It seems rather bad manners to mention this, but what happened to the idea of a mixed economy?
The idea of wanting to achieve both a thriving private sector and a strong public sector seems to have become passé. Now, we are told, you can have one but not the other. And private sector growth is good, and public sector growth is bad.
This week we have heard of outline political manifestos stressing the need for local authorities to show “value for money”. Probably alongside their statements on apple pie. Innocent enough, but it comes from the same political song sheet as “more for less”.

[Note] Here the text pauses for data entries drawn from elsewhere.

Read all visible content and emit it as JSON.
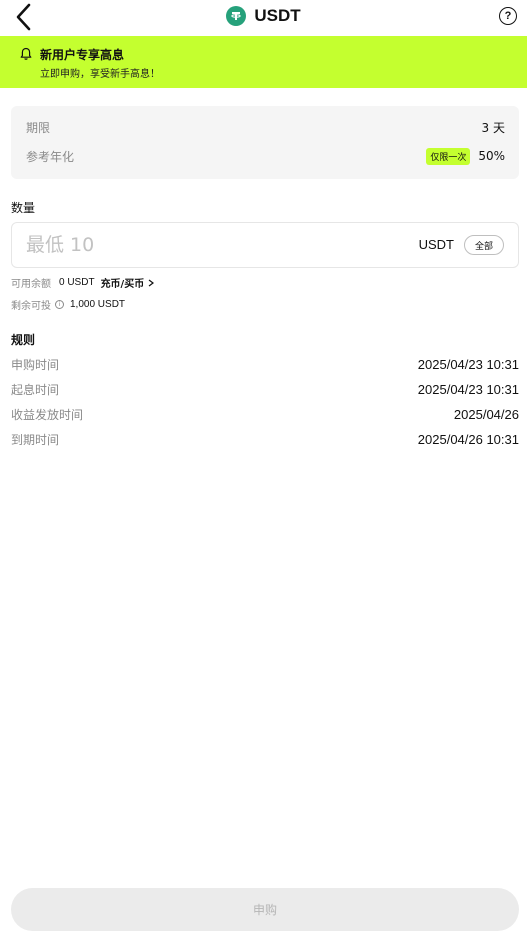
{
  "header": {
    "title": "USDT",
    "help_glyph": "?"
  },
  "banner": {
    "title": "新用户专享高息",
    "subtitle": "立即申购，享受新手高息！"
  },
  "info": {
    "term_label": "期限",
    "term_value": "3 天",
    "apr_label": "参考年化",
    "apr_badge": "仅限一次",
    "apr_value": "50%"
  },
  "amount": {
    "label": "数量",
    "placeholder": "最低 10",
    "unit": "USDT",
    "all_button": "全部"
  },
  "balance": {
    "available_label": "可用余额",
    "available_value": "0 USDT",
    "deposit_link": "充币/买币",
    "remaining_label": "剩余可投",
    "remaining_value": "1,000 USDT"
  },
  "rules": {
    "title": "规则",
    "items": [
      {
        "label": "申购时间",
        "value": "2025/04/23 10:31"
      },
      {
        "label": "起息时间",
        "value": "2025/04/23 10:31"
      },
      {
        "label": "收益发放时间",
        "value": "2025/04/26"
      },
      {
        "label": "到期时间",
        "value": "2025/04/26 10:31"
      }
    ]
  },
  "submit": {
    "label": "申购"
  },
  "colors": {
    "accent": "#c4ff2f",
    "usdt": "#26a17b",
    "muted": "#8a8a8a"
  },
  "icons": [
    "back-arrow-icon",
    "usdt-coin-icon",
    "help-icon",
    "bell-icon",
    "chevron-right-icon",
    "info-icon"
  ]
}
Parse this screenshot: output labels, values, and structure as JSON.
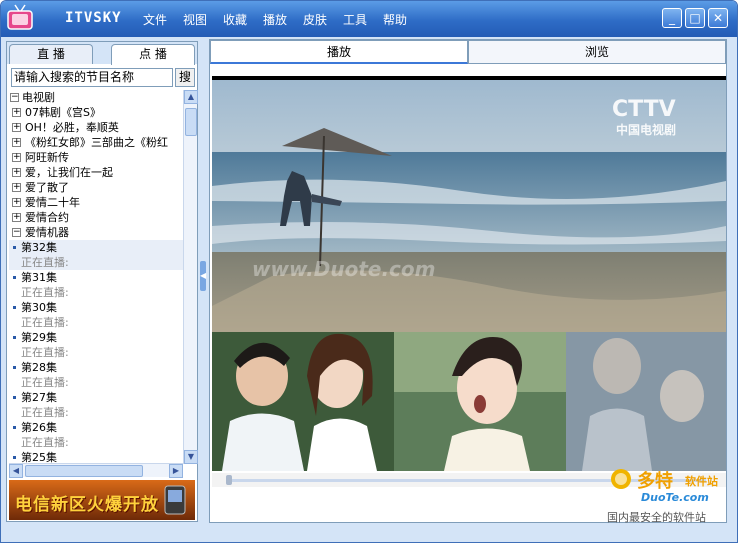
{
  "window": {
    "app_name": "ITVSKY",
    "menu": [
      "文件",
      "视图",
      "收藏",
      "播放",
      "皮肤",
      "工具",
      "帮助"
    ],
    "controls": {
      "minimize": "_",
      "maximize": "□",
      "close": "✕"
    }
  },
  "left_panel": {
    "tabs": [
      "直 播",
      "点 播"
    ],
    "active_tab": 1,
    "search": {
      "value": "请输入搜索的节目名称",
      "button": "搜"
    },
    "tree": {
      "root": "电视剧",
      "items": [
        {
          "label": "07韩剧《宫S》",
          "expanded": false
        },
        {
          "label": "OH！必胜，奉顺英",
          "expanded": false
        },
        {
          "label": "《粉红女郎》三部曲之《粉红",
          "expanded": false
        },
        {
          "label": "阿旺新传",
          "expanded": false
        },
        {
          "label": "爱，让我们在一起",
          "expanded": false
        },
        {
          "label": "爱了散了",
          "expanded": false
        },
        {
          "label": "爱情二十年",
          "expanded": false
        },
        {
          "label": "爱情合约",
          "expanded": false
        },
        {
          "label": "爱情机器",
          "expanded": true
        }
      ],
      "episodes": [
        {
          "label": "第32集",
          "status": "正在直播:"
        },
        {
          "label": "第31集",
          "status": "正在直播:"
        },
        {
          "label": "第30集",
          "status": "正在直播:"
        },
        {
          "label": "第29集",
          "status": "正在直播:"
        },
        {
          "label": "第28集",
          "status": "正在直播:"
        },
        {
          "label": "第27集",
          "status": "正在直播:"
        },
        {
          "label": "第26集",
          "status": "正在直播:"
        },
        {
          "label": "第25集",
          "status": ""
        }
      ]
    },
    "banner_text": "电信新区火爆开放"
  },
  "right_panel": {
    "tabs": [
      "播放",
      "浏览"
    ],
    "active_tab": 0,
    "video": {
      "channel_logo_line1": "CTTV",
      "channel_logo_line2": "中国电视剧",
      "watermark": "www.Duote.com"
    }
  },
  "site_watermark": {
    "brand": "多特",
    "brand_suffix": "软件站",
    "domain": "DuoTe.com",
    "slogan": "国内最安全的软件站"
  }
}
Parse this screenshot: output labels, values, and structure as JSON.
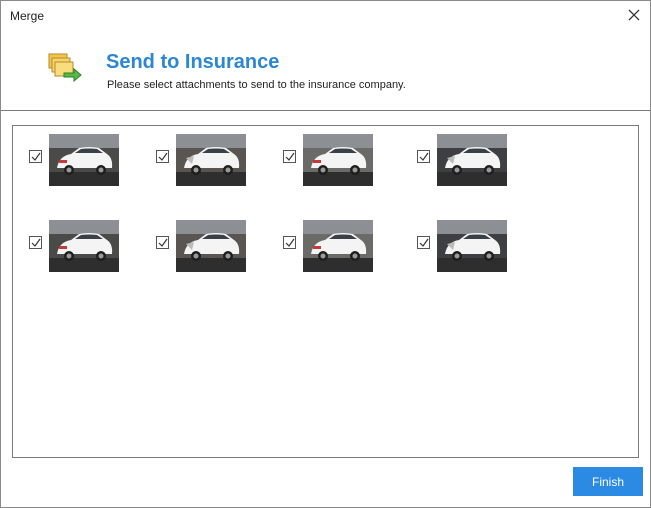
{
  "window": {
    "title": "Merge"
  },
  "header": {
    "icon": "send-folders-icon",
    "title": "Send to Insurance",
    "subtitle": "Please select attachments to send to the insurance company."
  },
  "attachments": [
    {
      "checked": true,
      "image": "car-photo-front-damaged"
    },
    {
      "checked": true,
      "image": "car-photo-front-left-damaged"
    },
    {
      "checked": true,
      "image": "car-photo-rear-angle"
    },
    {
      "checked": true,
      "image": "car-photo-rear"
    },
    {
      "checked": true,
      "image": "car-photo-rear-left"
    },
    {
      "checked": true,
      "image": "car-photo-front-left-damaged"
    },
    {
      "checked": true,
      "image": "car-photo-front-damaged"
    },
    {
      "checked": true,
      "image": "car-photo-front"
    }
  ],
  "footer": {
    "finish_label": "Finish"
  },
  "colors": {
    "accent": "#2b86d4",
    "button": "#2b8ae4"
  }
}
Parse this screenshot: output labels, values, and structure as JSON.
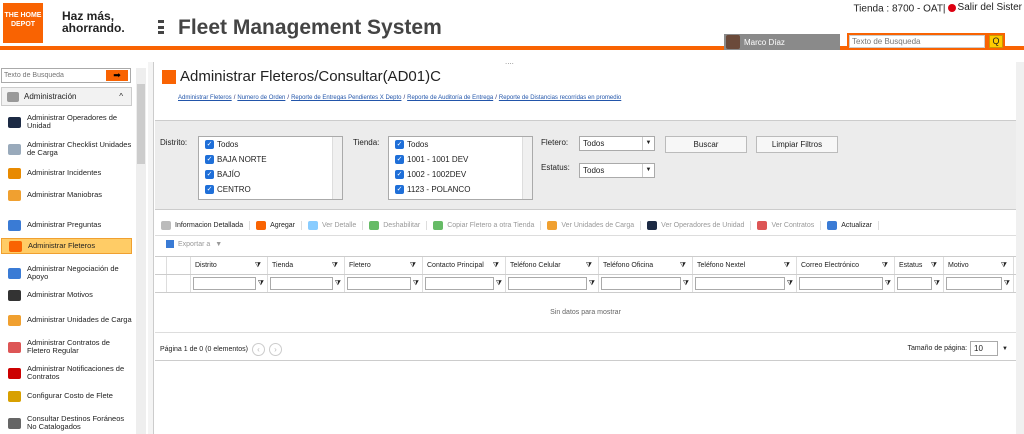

Now, most economists who don’t fear for their job security would tell you that economic activity rates are agnostic about any private vs public sector ideology. Except that the private sector pays its economists more (in general) than the public sector, and the piper calls the tune. Worse, in some parts of the public sector the ideological requirement is to promote the private sector alone.
So who is there left to champion public sector growth? We need to stop apologising for the quality of life improvements that come from full employment, from diverse workforces, from social goods, from environmental protection, from lifelong learning and from rich cultural lives. These are not nice-to-haves. And in a mixed economy these are not conditional on the beneficence of a few wealthy individuals in a light-touch regulated private sector characterised by growing inequalities.
But these days to argue for a mixed economy is so left-wing that you might as well raise a red flag and call for world revolution. However, having a mixed economy does not require a five year plan for bread, or national targets for pizza production.
Surely with the UK housing market in crisis, with youth unemployment at record high levels, and with the wider London area overheating while many parts of the UK shiver, the days of private-good and public-bad must surely end soon. What is needed is a return to a more balanced, more equal, fairer economy which returns to its rightful place as a servant of society, not its controller. Public service, in fact.